I have applied the lm() to a data set. The independent variables are categorical. First, I use lm() with intercept and I got the next results:
> model <- lm(y ~ factor(x))
> summary(model)
Call:
lm(formula = y ~ factor(x))
Residuals:
Min 1Q Median 3Q Max
-5.3085 -1.8132 -0.4136 1.4323 11.2480
Coefficients:
Estimate Std.
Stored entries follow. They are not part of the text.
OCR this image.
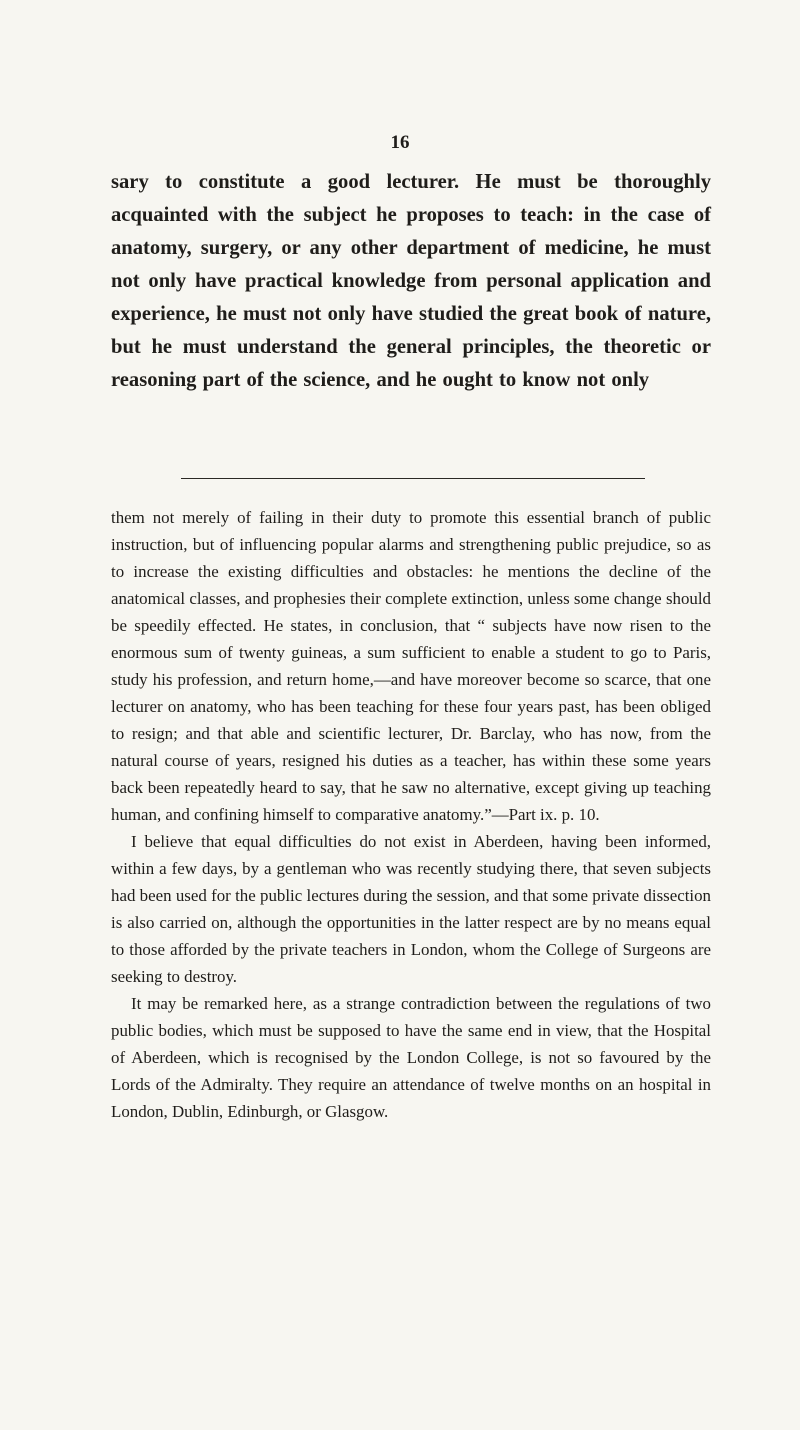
16

sary to constitute a good lecturer. He must be thoroughly acquainted with the subject he proposes to teach: in the case of anatomy, surgery, or any other department of medicine, he must not only have practical knowledge from personal application and experience, he must not only have studied the great book of nature, but he must understand the general principles, the theoretic or reasoning part of the science, and he ought to know not only

them not merely of failing in their duty to promote this essential branch of public instruction, but of influencing popular alarms and strengthening public prejudice, so as to increase the existing difficulties and obstacles: he mentions the decline of the anatomical classes, and prophesies their complete extinction, unless some change should be speedily effected. He states, in conclusion, that “ subjects have now risen to the enormous sum of twenty guineas, a sum sufficient to enable a student to go to Paris, study his profession, and return home,—and have moreover become so scarce, that one lecturer on anatomy, who has been teaching for these four years past, has been obliged to resign; and that able and scientific lecturer, Dr. Barclay, who has now, from the natural course of years, resigned his duties as a teacher, has within these some years back been repeatedly heard to say, that he saw no alternative, except giving up teaching human, and confining himself to comparative anatomy.”—Part ix. p. 10.

I believe that equal difficulties do not exist in Aberdeen, having been informed, within a few days, by a gentleman who was recently studying there, that seven subjects had been used for the public lectures during the session, and that some private dissection is also carried on, although the opportunities in the latter respect are by no means equal to those afforded by the private teachers in London, whom the College of Surgeons are seeking to destroy.

It may be remarked here, as a strange contradiction between the regulations of two public bodies, which must be supposed to have the same end in view, that the Hospital of Aberdeen, which is recognised by the London College, is not so favoured by the Lords of the Admiralty. They require an attendance of twelve months on an hospital in London, Dublin, Edinburgh, or Glasgow.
Error t value Pr(>|t|)
(Intercept) 9.3085 0.4064 22.907 <2e-16 ***
factor(x)0.75 0.1435 0.6896 0.208 0.836
factor(x)1.5 0.9062 0.6272 1.445 0.151
factor(x)3 0.9040 0.6989 1.293 0.198
---
Signif. codes: 0 ‘***’ 0.001 ‘**’ 0.01 ‘*’ 0.05 ‘.’ 0.1 ‘ ’ 1
Residual standard error: 2.786 on 126 degrees of freedom
Multiple R-squared: 0.0238, Adjusted R-squared: 0.0005601
F-statistic: 1.024 on 3 and 126 DF, p-value: 0.3844
In the second model I don't use intercept:
> model.1 <- lm(y ~ factor(x) - 1)
> summary(model.1)
Call:
lm(formula = y ~ factor(x) - 1)
Residuals:
Min 1Q Median 3Q Max
-5.3085 -1.8132 -0.4136 1.4323 11.2480
Coefficients:
Estimate Std. Error t value Pr(>|t|)
factor(x)0.25 9.3085 0.4064 22.91 <2e-16 ***
factor(x)0.75 9.4520 0.5572 16.96 <2e-16 ***
factor(x)1.5 10.2147 0.4778 21.38 <2e-16 ***
factor(x)3 10.2125 0.5687 17.96 <2e-16 ***
---
Signif. codes: 0 ‘***’ 0.001 ‘**’ 0.01 ‘*’ 0.05 ‘.’ 0.1 ‘ ’ 1
Residual standard error: 2.786 on 126 degrees of freedom
Multiple R-squared: 0.9267, Adjusted R-squared: 0.9243
F-statistic: 398 on 4 and 126 DF, p-value: < 2.2e-16
If I don't understand the difference between the R-squared value of them? Could I accept the second one as a fit model?
Would somebody help me to understand this problem?